Acnur destaca que movimento da população é um dos maiores de sempre; OIM alerta para impacto da falta de serviços essenciais perto do início da época de ciclones.

Agências das Nações Unidas pedem mais solidariedade e fundos para continuar o apoio a milhares de refugiados da minoria rohingya, que há um ano fugiram de Mianmar para Bangladesh por causa de uma onda de violência.

Este sábado, 25 de agosto, marca o primeiro aniversário da chegada de mais de 700 mil pessoas à área de Cox’s  Bazar, onde foram abrigadas.

Refugiados

Entre as entidades que respondem à crise, está a Agência da ONU para Refugiados, Acnur, que destaca que este foi um dos maiores fluxos populacionais de sempre em tão pouco tempo.

Foto: Acnur/Roger Arnold
Mulher rohingya cruza a fronteira entre Mianmar e Bangladesh

De acordo com a agência, a comunidade internacional contribuiu apenas com um terço dos US$ 950 milhões para dar resposta à crise no período entre março e dezembro deste ano.

O Acnur cobre as necessidades essenciais no dia-a-dia e ajuda a mitigar danos ambientais causados à área que acolhe os rohingyas.
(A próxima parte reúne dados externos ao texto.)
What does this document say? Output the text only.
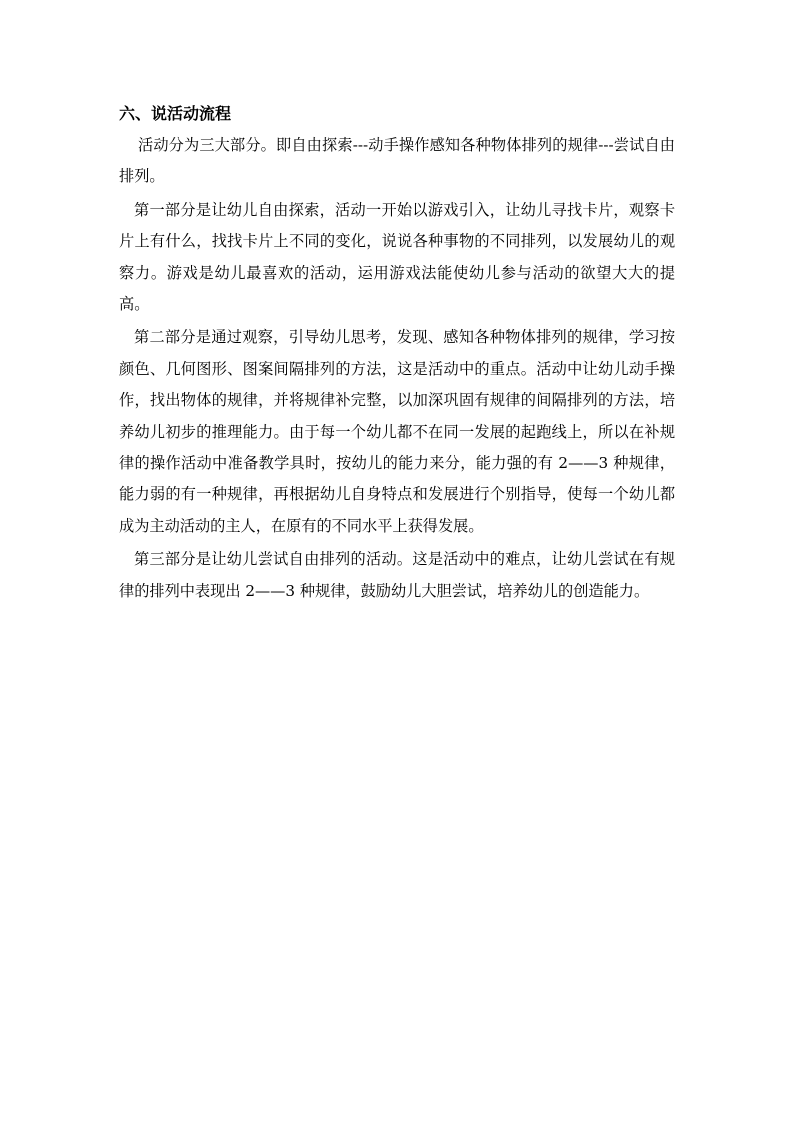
六、说活动流程

活动分为三大部分。即自由探索---动手操作感知各种物体排列的规律---尝试自由排列。

第一部分是让幼儿自由探索，活动一开始以游戏引入，让幼儿寻找卡片，观察卡片上有什么，找找卡片上不同的变化，说说各种事物的不同排列，以发展幼儿的观察力。游戏是幼儿最喜欢的活动，运用游戏法能使幼儿参与活动的欲望大大的提高。

第二部分是通过观察，引导幼儿思考，发现、感知各种物体排列的规律，学习按颜色、几何图形、图案间隔排列的方法，这是活动中的重点。活动中让幼儿动手操作，找出物体的规律，并将规律补完整，以加深巩固有规律的间隔排列的方法，培养幼儿初步的推理能力。由于每一个幼儿都不在同一发展的起跑线上，所以在补规律的操作活动中准备教学具时，按幼儿的能力来分，能力强的有 2——3 种规律，能力弱的有一种规律，再根据幼儿自身特点和发展进行个别指导，使每一个幼儿都成为主动活动的主人，在原有的不同水平上获得发展。

第三部分是让幼儿尝试自由排列的活动。这是活动中的难点，让幼儿尝试在有规律的排列中表现出 2——3 种规律，鼓励幼儿大胆尝试，培养幼儿的创造能力。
Até o fim do ano, cerca de 100 mil famílias devem receber combustível, o equivalente a meio milhão de pessoas.

Cobertura

A falta de fundos também preocupa a Organização Internacional para Migrações, OIM. A agência chamou a atenção para o impacto da falta de serviços essenciais na época de ciclones partir de finais de setembro.

A agência alerta que, mais uma vez, os rohingyas estão à beira de outro desastre se não houver mais dinheiro garantido para a resposta humanitária.

Desnutrição

A Organização Mundial da Saúde, OMS lembrou mulheres, crianças e idosos que chegaram com risco de surtos de doenças fatais, lesões, baixa cobertura de imunização, altas taxas de desnutrição e precisando de cuidados e apoio psicossocial.

A agência destaca que ainda é preciso lidar com problemas como saúde mental e também encontrar uma solução politica para pessoas apátridas, ou que não têm nacionalidade.

O maior desafio é ampliar ainda mais os serviços para atender as necessidades de saúde “complexas, em evolução e duradouras” dessa população refugiada que é altamente vulnerável.